Even though he’d won two Olivier Awards for his work on the stage before the end of the 1980s, became the first person to play Hannibal Lecter – or Lecktor, in his case – in Michael Mann’s Manhunter, lent support in Mel Gibson’s Academy Award-winning Braveheart, antagonised Hugh Jackman’s Wolverine in an X-Men sequel, pissed off Matt Damon in The Bourne Supremacy, and scooped a Primetime Emmy as Hermann Göring in docudrama Nuremberg, it’s telling people to fuck off that ruined his life.
“One thing I have lost is my anonymity, which I prized,” he wistfully told the BBC. “It is a double-edged sword. The success, I am not going to knock it, but at the same time everybody knows who I am now. People would say, ‘You’re…?’. I loved the fact people didn’t know what to say because I had done so much variation. But now Logan Roy is it, as far as the general public is concerned.”
Cox put that very politely by his standards, compared to the way he ripped the likes of Johnny Depp, Quentin Tarantino, Joaquin Phoenix, and Edward Norton to shreds in his autobiography Putting the Rabbit in the Hat. Never let it be forgotten that he worked with Steven Seagal on the terrible 1996 buddy cop action flick The Glimmer Man, either, where the leading man made quite the impression.

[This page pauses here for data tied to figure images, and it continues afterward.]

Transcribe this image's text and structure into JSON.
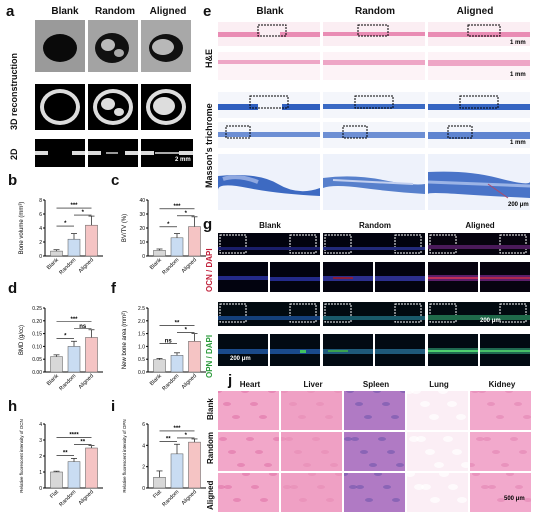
{
  "panel_letters": {
    "a": "a",
    "b": "b",
    "c": "c",
    "d": "d",
    "e": "e",
    "f": "f",
    "g": "g",
    "h": "h",
    "i": "i",
    "j": "j"
  },
  "a": {
    "columns": [
      "Blank",
      "Random",
      "Aligned"
    ],
    "rows": [
      "3D reconstruction",
      "2D"
    ],
    "scale_bar": "2 mm"
  },
  "e": {
    "columns": [
      "Blank",
      "Random",
      "Aligned"
    ],
    "rows": [
      "H&E",
      "Masson's trichrome"
    ],
    "scale_1mm": "1 mm",
    "scale_200": "200 μm"
  },
  "g": {
    "columns": [
      "Blank",
      "Random",
      "Aligned"
    ],
    "row_ocn": "OCN / DAPI",
    "row_opn": "OPN / DAPI",
    "scale_200": "200 μm"
  },
  "j": {
    "columns": [
      "Heart",
      "Liver",
      "Spleen",
      "Lung",
      "Kidney"
    ],
    "rows": [
      "Blank",
      "Random",
      "Aligned"
    ],
    "scale": "500 μm"
  },
  "colors": {
    "bar1": "#d8d8d8",
    "bar2": "#c9dcf2",
    "bar3": "#f5c4c4",
    "err": "#333333"
  },
  "chart_data": [
    {
      "id": "b",
      "type": "bar",
      "categories": [
        "Blank",
        "Random",
        "Aligned"
      ],
      "values": [
        0.7,
        2.4,
        4.4
      ],
      "errors": [
        0.2,
        0.8,
        1.3
      ],
      "ylabel": "Bone volume (mm³)",
      "ylim": [
        0,
        8
      ],
      "yticks": [
        "0",
        "2",
        "4",
        "6",
        "8"
      ],
      "sig": [
        "*",
        "*",
        "***"
      ]
    },
    {
      "id": "c",
      "type": "bar",
      "categories": [
        "Blank",
        "Random",
        "Aligned"
      ],
      "values": [
        4,
        13,
        21
      ],
      "errors": [
        1,
        3,
        7
      ],
      "ylabel": "BV/TV (%)",
      "ylim": [
        0,
        40
      ],
      "yticks": [
        "0",
        "10",
        "20",
        "30",
        "40"
      ],
      "sig": [
        "*",
        "*",
        "***"
      ]
    },
    {
      "id": "d",
      "type": "bar",
      "categories": [
        "Blank",
        "Random",
        "Aligned"
      ],
      "values": [
        0.06,
        0.1,
        0.135
      ],
      "errors": [
        0.007,
        0.02,
        0.03
      ],
      "ylabel": "BMD (g/cc)",
      "ylim": [
        0,
        0.25
      ],
      "yticks": [
        "0.00",
        "0.05",
        "0.10",
        "0.15",
        "0.20",
        "0.25"
      ],
      "sig": [
        "*",
        "ns",
        "***"
      ]
    },
    {
      "id": "f",
      "type": "bar",
      "categories": [
        "Blank",
        "Random",
        "Aligned"
      ],
      "values": [
        0.48,
        0.65,
        1.2
      ],
      "errors": [
        0.05,
        0.1,
        0.3
      ],
      "ylabel": "New bone area (mm²)",
      "ylim": [
        0,
        2.5
      ],
      "yticks": [
        "0.0",
        "0.5",
        "1.0",
        "1.5",
        "2.0",
        "2.5"
      ],
      "sig": [
        "ns",
        "*",
        "**"
      ]
    },
    {
      "id": "h",
      "type": "bar",
      "categories": [
        "Flat",
        "Random",
        "Aligned"
      ],
      "values": [
        1.0,
        1.65,
        2.5
      ],
      "errors": [
        0.05,
        0.2,
        0.15
      ],
      "ylabel": "Relative fluorescent intensity of OCN",
      "ylim": [
        0,
        4
      ],
      "yticks": [
        "0",
        "1",
        "2",
        "3",
        "4"
      ],
      "sig": [
        "**",
        "**",
        "****"
      ]
    },
    {
      "id": "i",
      "type": "bar",
      "categories": [
        "Flat",
        "Random",
        "Aligned"
      ],
      "values": [
        1.0,
        3.2,
        4.3
      ],
      "errors": [
        0.6,
        0.9,
        0.3
      ],
      "ylabel": "Relative fluorescent intensity of OPN",
      "ylim": [
        0,
        6
      ],
      "yticks": [
        "0",
        "2",
        "4",
        "6"
      ],
      "sig": [
        "**",
        "*",
        "***"
      ]
    }
  ]
}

Describing the aikido enthusiast as being “as ludicrous in real life as he appears on-screen,” Cox took aim at Seagal’s self-curated persona. “He radiates a studied serenity, although he’s on a higher plane to the rest of us. And while he’s certainly on a different plane, no doubt about that, it’s probably not a higher one.”
Echoing the belief of many people to have entered Seagal’s orbit over the years, the withering takedown continued, with Cox convinced he’s guilty of “thinking himself far more capable and talented than he actually is, oblivious to the fact that an army of people are helping to prop up his delusion.” There’s a lot of people in Hollywood who hate Seagal with varying degrees of passion and intensity, but few have been so eloquent about it.
Hardly revelatory to find out that somebody didn’t have a whale of a time working with him, then, but Cox’s character assassination is easily among the most verbose.